Big bet on bitcoin backfiring
El Salvador’s move to digital currency shows gap between hopes and economic realities
Bitcoin was meant to transform El Salvador’s economy, catapulting the poor Central American nation into an unlikely harbinger of a financial revolution.
But nearly a year after the country’s president, Nayib Bukele, shocked the financial world by making its most popular digital coin a national currency, his bet appears to be backfiring, highlighting the gap between the Utopian promises of cryptocurrency’s proponents and economic realities.
The government’s bitcoin holdings have lost about 60% of their presumed value during the recent market plunge. The use of bitcoin among Salvadorans has collapsed, and the country is running out of cash after Bukele failed to raise fresh funds from cryptocurrency investors.
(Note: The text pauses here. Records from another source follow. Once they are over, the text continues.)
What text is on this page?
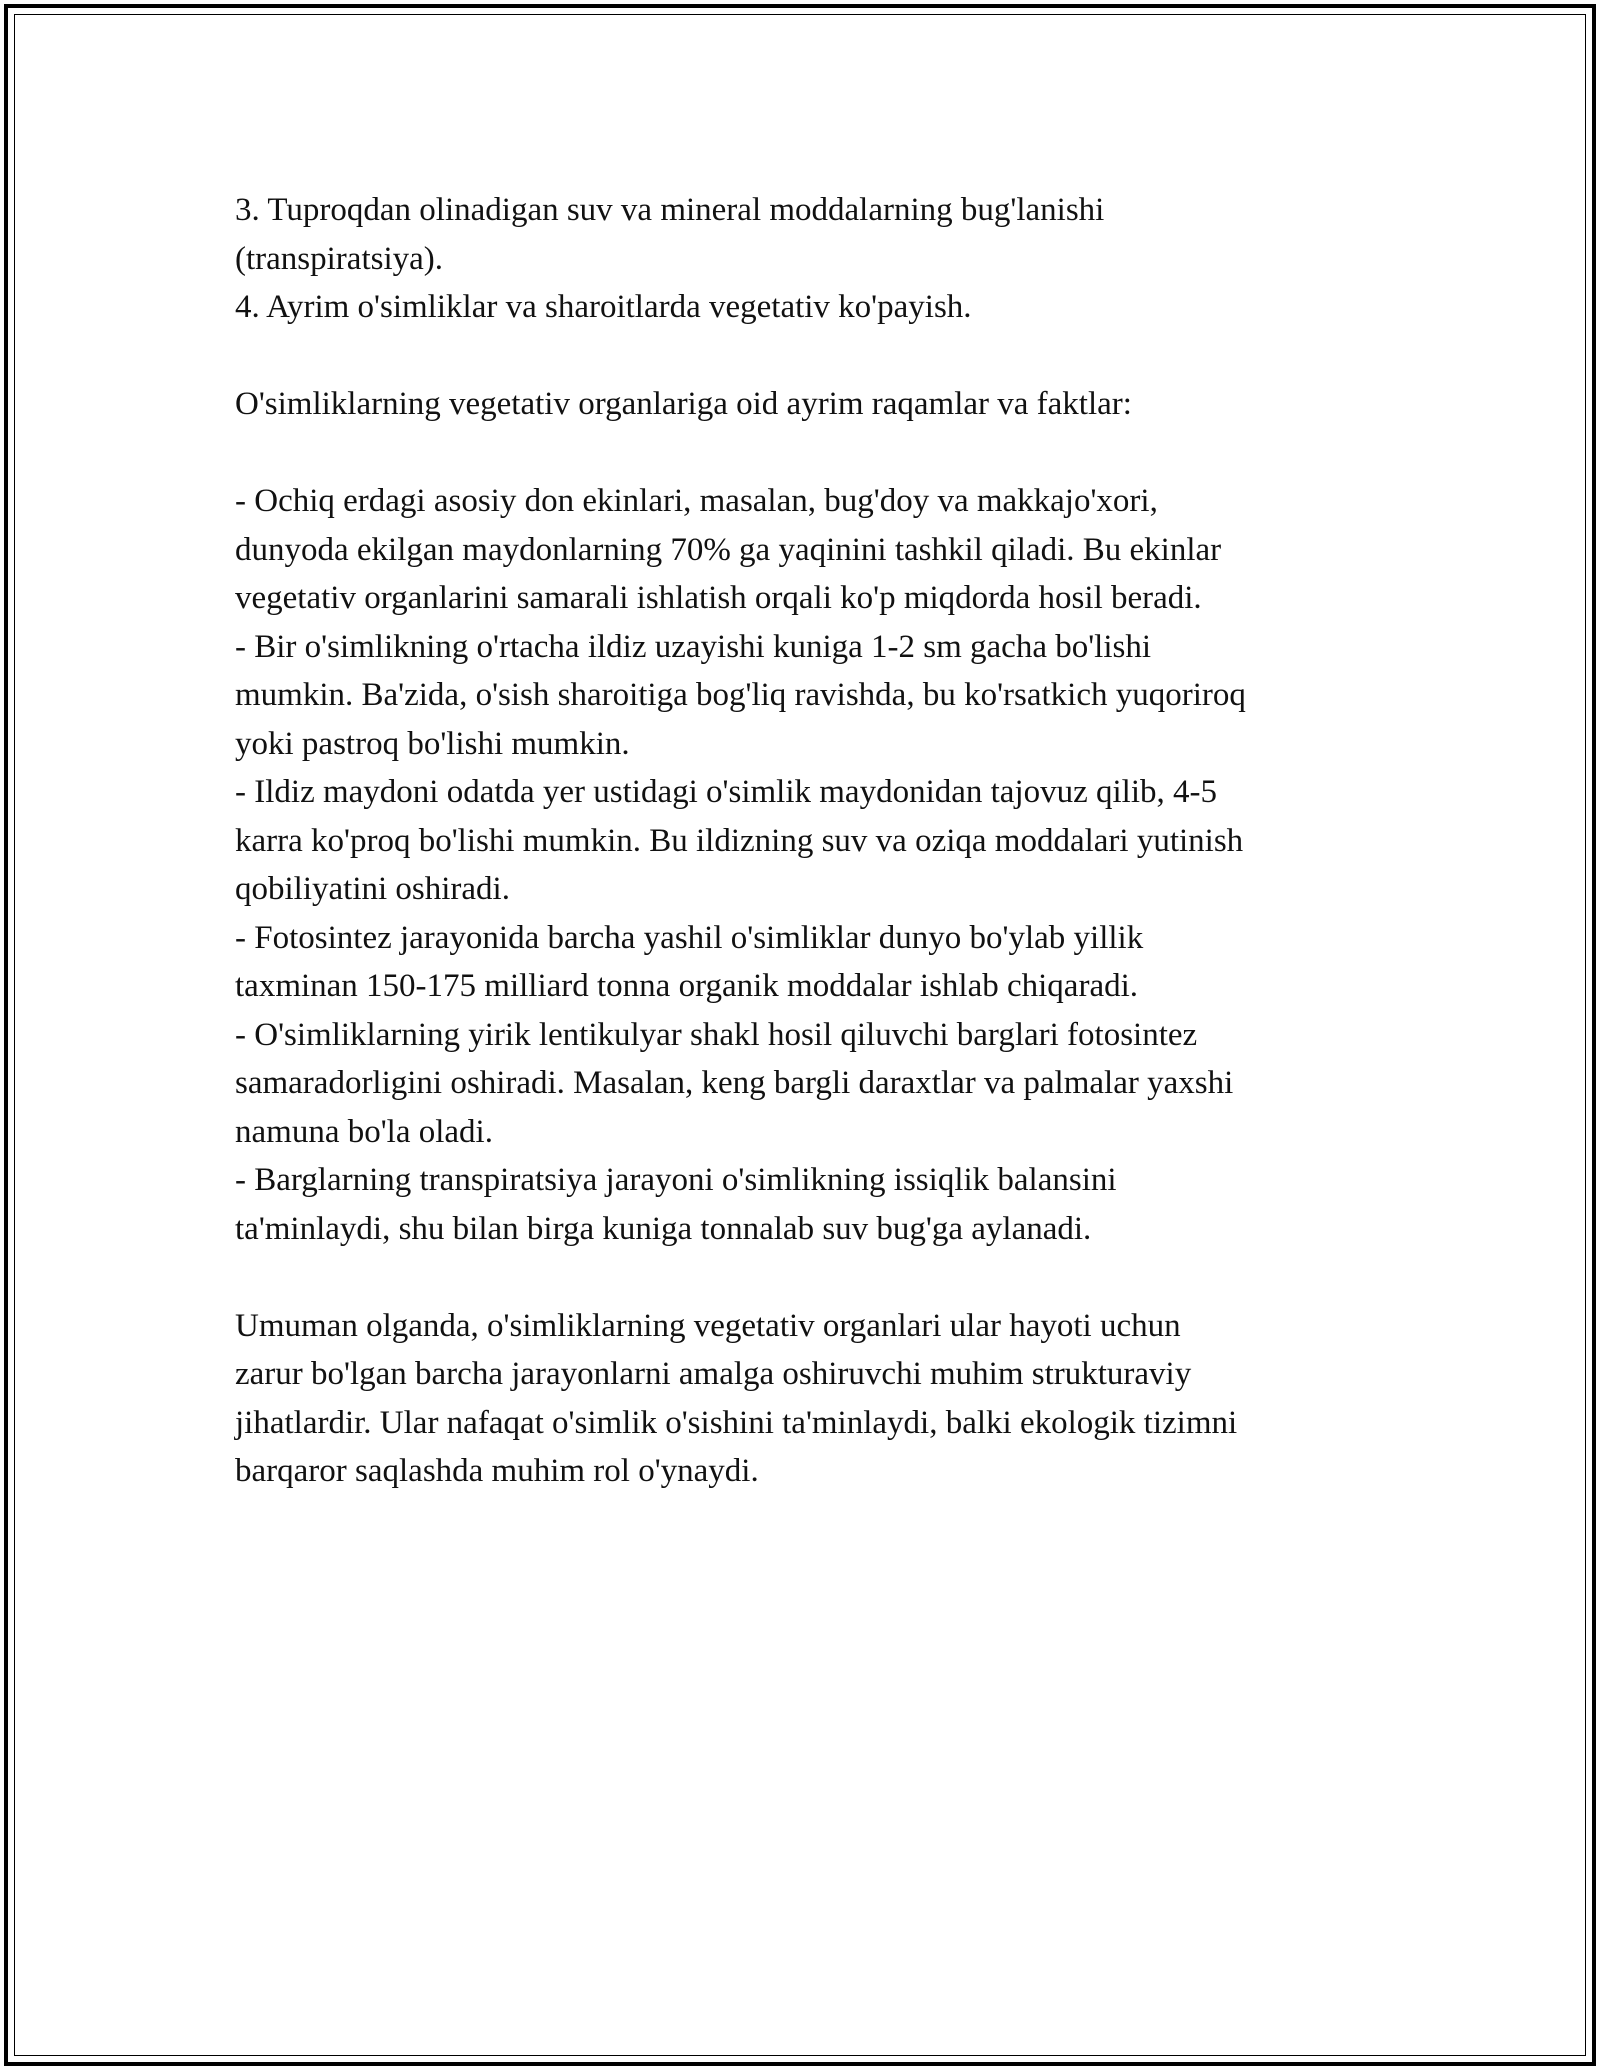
3. Tuproqdan olinadigan suv va mineral moddalarning bug'lanishi
(transpiratsiya).
4. Ayrim o'simliklar va sharoitlarda vegetativ ko'payish.
O'simliklarning vegetativ organlariga oid ayrim raqamlar va faktlar:
- Ochiq erdagi asosiy don ekinlari, masalan, bug'doy va makkajo'xori,
dunyoda ekilgan maydonlarning 70% ga yaqinini tashkil qiladi. Bu ekinlar
vegetativ organlarini samarali ishlatish orqali ko'p miqdorda hosil beradi.
- Bir o'simlikning o'rtacha ildiz uzayishi kuniga 1-2 sm gacha bo'lishi
mumkin. Ba'zida, o'sish sharoitiga bog'liq ravishda, bu ko'rsatkich yuqoriroq
yoki pastroq bo'lishi mumkin.
- Ildiz maydoni odatda yer ustidagi o'simlik maydonidan tajovuz qilib, 4-5
karra ko'proq bo'lishi mumkin. Bu ildizning suv va oziqa moddalari yutinish
qobiliyatini oshiradi.
- Fotosintez jarayonida barcha yashil o'simliklar dunyo bo'ylab yillik
taxminan 150-175 milliard tonna organik moddalar ishlab chiqaradi.
- O'simliklarning yirik lentikulyar shakl hosil qiluvchi barglari fotosintez
samaradorligini oshiradi. Masalan, keng bargli daraxtlar va palmalar yaxshi
namuna bo'la oladi.
- Barglarning transpiratsiya jarayoni o'simlikning issiqlik balansini
ta'minlaydi, shu bilan birga kuniga tonnalab suv bug'ga aylanadi.
Umuman olganda, o'simliklarning vegetativ organlari ular hayoti uchun
zarur bo'lgan barcha jarayonlarni amalga oshiruvchi muhim strukturaviy
jihatlardir. Ular nafaqat o'simlik o'sishini ta'minlaydi, balki ekologik tizimni
barqaror saqlashda muhim rol o'ynaydi.
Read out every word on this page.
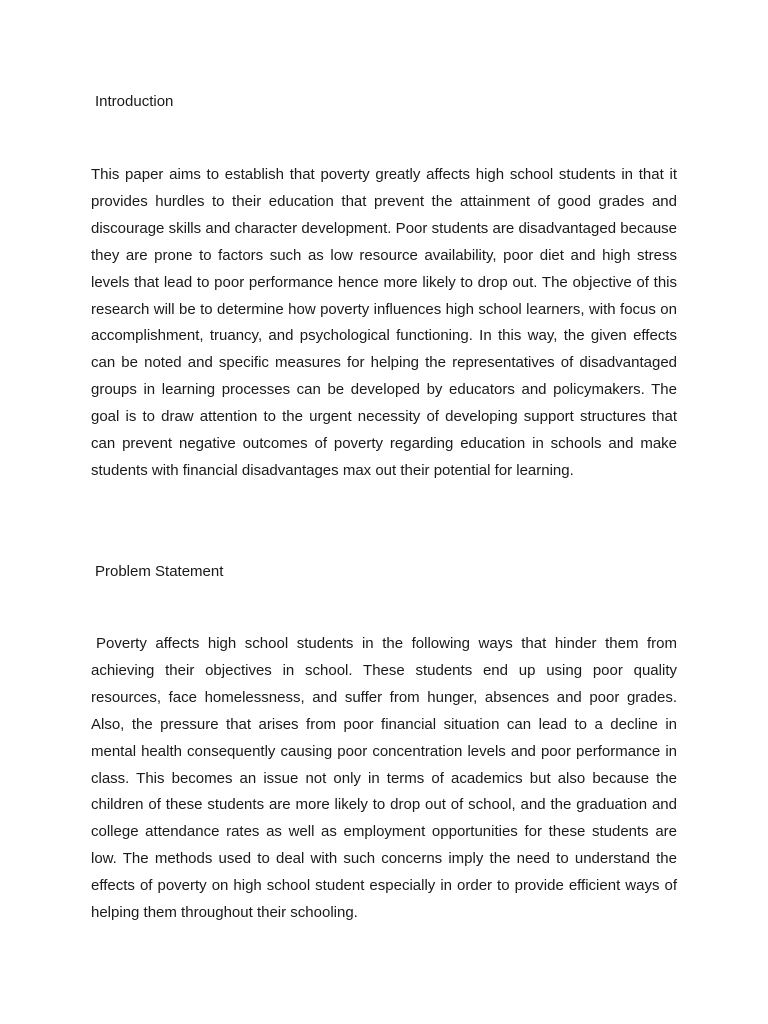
Introduction

This paper aims to establish that poverty greatly affects high school students in that it provides hurdles to their education that prevent the attainment of good grades and discourage skills and character development. Poor students are disadvantaged because they are prone to factors such as low resource availability, poor diet and high stress levels that lead to poor performance hence more likely to drop out. The objective of this research will be to determine how poverty influences high school learners, with focus on accomplishment, truancy, and psychological functioning. In this way, the given effects can be noted and specific measures for helping the representatives of disadvantaged groups in learning processes can be developed by educators and policymakers. The goal is to draw attention to the urgent necessity of developing support structures that can prevent negative outcomes of poverty regarding education in schools and make students with financial disadvantages max out their potential for learning.

Problem Statement

Poverty affects high school students in the following ways that hinder them from achieving their objectives in school. These students end up using poor quality resources, face homelessness, and suffer from hunger, absences and poor grades. Also, the pressure that arises from poor financial situation can lead to a decline in mental health consequently causing poor concentration levels and poor performance in class. This becomes an issue not only in terms of academics but also because the children of these students are more likely to drop out of school, and the graduation and college attendance rates as well as employment opportunities for these students are low. The methods used to deal with such concerns imply the need to understand the effects of poverty on high school student especially in order to provide efficient ways of helping them throughout their schooling.
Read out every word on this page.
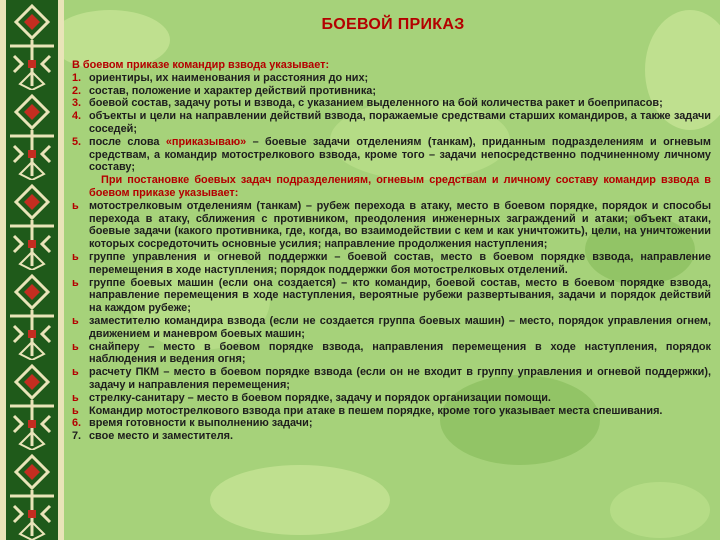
БОЕВОЙ ПРИКАЗ
В боевом приказе командир взвода указывает:
1. ориентиры, их наименования и расстояния до них;
2. состав, положение и характер действий противника;
3. боевой состав, задачу роты и взвода, с указанием выделенного на бой количества ракет и боеприпасов;
4. объекты и цели на направлении действий взвода, поражаемые средствами старших командиров, а также задачи соседей;
5. после слова «приказываю» – боевые задачи отделениям (танкам), приданным подразделениям и огневым средствам, а командир мотострелкового взвода, кроме того – задачи непосредственно подчиненному личному составу;
При постановке боевых задач подразделениям, огневым средствам и личному составу командир взвода в боевом приказе указывает:
ь мотострелковым отделениям (танкам) – рубеж перехода в атаку, место в боевом порядке, порядок и способы перехода в атаку, сближения с противником, преодоления инженерных заграждений и атаки; объект атаки, боевые задачи (какого противника, где, когда, во взаимодействии с кем и как уничтожить), цели, на уничтожении которых сосредоточить основные усилия; направление продолжения наступления;
ь группе управления и огневой поддержки – боевой состав, место в боевом порядке взвода, направление перемещения в ходе наступления; порядок поддержки боя мотострелковых отделений.
ь группе боевых машин (если она создается) – кто командир, боевой состав, место в боевом порядке взвода, направление перемещения в ходе наступления, вероятные рубежи развертывания, задачи и порядок действий на каждом рубеже;
ь заместителю командира взвода (если не создается группа боевых машин) – место, порядок управления огнем, движением и маневром боевых машин;
ь снайперу – место в боевом порядке взвода, направления перемещения в ходе наступления, порядок наблюдения и ведения огня;
ь расчету ПКМ – место в боевом порядке взвода (если он не входит в группу управления и огневой поддержки), задачу и направления перемещения;
ь стрелку-санитару – место в боевом порядке, задачу и порядок организации помощи.
ь Командир мотострелкового взвода при атаке в пешем порядке, кроме того указывает места спешивания.
6. время готовности к выполнению задачи;
7. свое место и заместителя.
Still, the setbacks have failed to dent Bukele’s popularity. Polls show more than 8 of 10 Salvadorans continue backing the president, thanks in part to his widely supported crackdown on criminal gangs and on fuel subsidies that have lessened the sting of global inflation.
But the failure of Bukele’s stated objectives for bitcoin — to bring investment to the country and financial services to the poor — has exposed the shortcomings of his authoritarian, image-focused style of governance, critics say. It has also raised questions about the financial sustainability of his ambitious plan to modernize El Salvador at the expense of democratic governance.
Last year, his government allocated the equivalent of 15% of its annual investment budget to try ingraining bitcoin into the national economy.
It offered $30 — nearly 1% of what an average Salvadoran earns in a year — to every citizen who downloaded a government-backed cryptocurrency payment app called Chivo Wallet; chivo means “cool” in local slang.
Bukele claims that nearly 3 million Salvadorans, or 60% of adults, heeded his call.
Yet, after the initial uptake, the use of cryptocurrency has plunged.
Only 10% of Chivo users continued making bitcoin transactions on the app after spending their $30 stipend, according to a survey conducted by three U.S.-based economists in February and published by the National Bureau of Economic Research. Almost no new customers downloaded the app this year, the researchers found.
“The government gave this project as much push as you could hope for, and it still failed,” said Fernando Alvarez, a University of Chicago economist and an author of the study.
A separate survey by El Salvador’s Chamber of Commerce in March found that only 14% of the country’s businesses made bitcoin transactions since it was introduced in September, and only 3% said they perceived any business value in it.
The price collapse has also not deterred Bukele’s enthusiasm for bitcoin, which has earned him the adulation of the global cryptocurrency community.
In a series of Twitter posts over the past year, Bukele announced that he had bought a total of nearly 2,400 bitcoin tokens since September, in deals valued at an estimated $100 million. When critics accused him of financial irresponsibility, he responded by saying that he conducts transactions on his phone while naked.
“Bitcoin is the future!” he said in a Twitter post June 30 after announcing his latest purchase amid an ongoing cryptocurrency sell-off. “Thank you for selling cheap.”
It is unclear where the bitcoin assets are held, what they are worth, how they were paid for or even who holds the codes that prove their ownership.
Bukele’s press office, his finance minister and his bitcoin adviser did not respond to requests for comment.